Further, the mask captured a greater proportion of droplet (≥ 5μm) sized particles than were captured while receiving Low Flow oxygen at 6 L∙min-1. The WHO has suggested the primary mode of transmission was droplet.[8] This has been brought into some question with more recent findings suggesting the maintenance of viral activity in smaller (aerosol) particles.[64] These findings support the notion that a mask over the nasal interface during HVNI can substantially reduce the particulate burden in the room around the patient.


  1. All respiratory care represents a risk of AGP during the care of patients with COVID-19.
  2. Personal Protective Equipment and Environmental Control/Engineering should be the initial concern and consideration when managing patients with COVID-19.
  3. High Velocity Nasal Insufflation therapy is established as a competent means of supporting both oxygenation and ventilation for patients with acute respiratory distress, including pneumonia.

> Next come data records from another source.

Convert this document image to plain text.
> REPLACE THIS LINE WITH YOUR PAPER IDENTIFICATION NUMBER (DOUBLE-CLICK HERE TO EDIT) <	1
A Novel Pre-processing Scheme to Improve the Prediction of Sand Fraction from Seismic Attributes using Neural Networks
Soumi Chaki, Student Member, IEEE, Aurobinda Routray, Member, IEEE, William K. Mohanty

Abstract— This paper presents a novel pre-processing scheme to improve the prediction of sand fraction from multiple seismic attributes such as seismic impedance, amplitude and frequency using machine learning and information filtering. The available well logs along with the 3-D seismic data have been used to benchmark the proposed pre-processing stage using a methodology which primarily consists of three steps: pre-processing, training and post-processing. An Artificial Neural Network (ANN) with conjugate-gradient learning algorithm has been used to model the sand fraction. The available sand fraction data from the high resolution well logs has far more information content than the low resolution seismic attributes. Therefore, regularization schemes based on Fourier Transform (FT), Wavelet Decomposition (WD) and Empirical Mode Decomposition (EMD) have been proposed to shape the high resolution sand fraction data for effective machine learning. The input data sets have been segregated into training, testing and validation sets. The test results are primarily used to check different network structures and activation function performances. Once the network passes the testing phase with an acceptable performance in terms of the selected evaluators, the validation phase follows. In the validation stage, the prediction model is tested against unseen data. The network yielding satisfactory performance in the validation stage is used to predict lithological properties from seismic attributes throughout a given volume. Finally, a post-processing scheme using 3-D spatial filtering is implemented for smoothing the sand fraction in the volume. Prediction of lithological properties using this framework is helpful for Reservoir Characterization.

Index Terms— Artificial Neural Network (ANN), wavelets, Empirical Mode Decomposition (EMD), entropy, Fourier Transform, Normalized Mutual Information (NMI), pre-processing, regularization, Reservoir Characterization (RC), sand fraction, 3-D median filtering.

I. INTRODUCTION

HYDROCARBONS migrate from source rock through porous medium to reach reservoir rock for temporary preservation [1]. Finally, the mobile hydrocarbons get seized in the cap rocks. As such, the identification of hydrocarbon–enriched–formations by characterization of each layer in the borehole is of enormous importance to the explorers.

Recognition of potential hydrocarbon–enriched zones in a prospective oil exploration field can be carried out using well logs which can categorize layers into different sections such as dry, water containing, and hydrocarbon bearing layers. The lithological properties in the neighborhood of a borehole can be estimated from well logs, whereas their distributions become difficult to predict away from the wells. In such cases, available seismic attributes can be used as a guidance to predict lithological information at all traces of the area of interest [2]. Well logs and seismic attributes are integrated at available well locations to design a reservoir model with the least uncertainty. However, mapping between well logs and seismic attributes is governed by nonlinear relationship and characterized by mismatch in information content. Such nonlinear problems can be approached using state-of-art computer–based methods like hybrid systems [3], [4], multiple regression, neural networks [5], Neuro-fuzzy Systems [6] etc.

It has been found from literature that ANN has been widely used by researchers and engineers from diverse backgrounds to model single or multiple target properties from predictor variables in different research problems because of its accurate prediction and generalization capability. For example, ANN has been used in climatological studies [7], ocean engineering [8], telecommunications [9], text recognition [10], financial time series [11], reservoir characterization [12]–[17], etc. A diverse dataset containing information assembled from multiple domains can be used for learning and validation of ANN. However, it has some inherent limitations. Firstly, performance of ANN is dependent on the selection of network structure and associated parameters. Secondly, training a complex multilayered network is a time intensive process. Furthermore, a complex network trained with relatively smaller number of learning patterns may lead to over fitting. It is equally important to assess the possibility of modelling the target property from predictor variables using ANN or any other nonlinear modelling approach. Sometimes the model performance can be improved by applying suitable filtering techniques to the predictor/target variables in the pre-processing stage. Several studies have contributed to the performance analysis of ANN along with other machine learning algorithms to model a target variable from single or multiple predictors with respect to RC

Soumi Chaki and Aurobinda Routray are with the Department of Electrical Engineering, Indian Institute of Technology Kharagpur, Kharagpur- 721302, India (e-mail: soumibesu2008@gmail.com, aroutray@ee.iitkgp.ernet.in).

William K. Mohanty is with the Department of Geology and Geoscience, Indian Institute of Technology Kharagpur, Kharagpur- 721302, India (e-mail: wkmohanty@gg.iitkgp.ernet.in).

  4. The use of HVNI as a form of High Flow Oxygen delivery is unlikely to represent a disproportionate risk of droplet exposure as compared to other forms of ventilatory support and may have an advantage over other NIV administration.
  5. The use of HVNI along with a surgical facemask in place over the cannula has been shown in modeling to not remove the fundamental therapeutic characteristic of extra-thoracic deadspace flush.
  6. The administration of HVNI along with a surgical facemask in place over the cannula has been shown in modeling of an adult receiving HVNI at 40 L∙min-1 to have the percent particles either airborne or depositing on a surface beyond the immediate area of the patient to be no different and show no greater dispersal of particles than low flow oxygen or tidal breathing with a facemask in place. Capture in the mask is was less than that captured by the mask during low oxygen therapy, and less than a patient performing tidal breathing without a mask.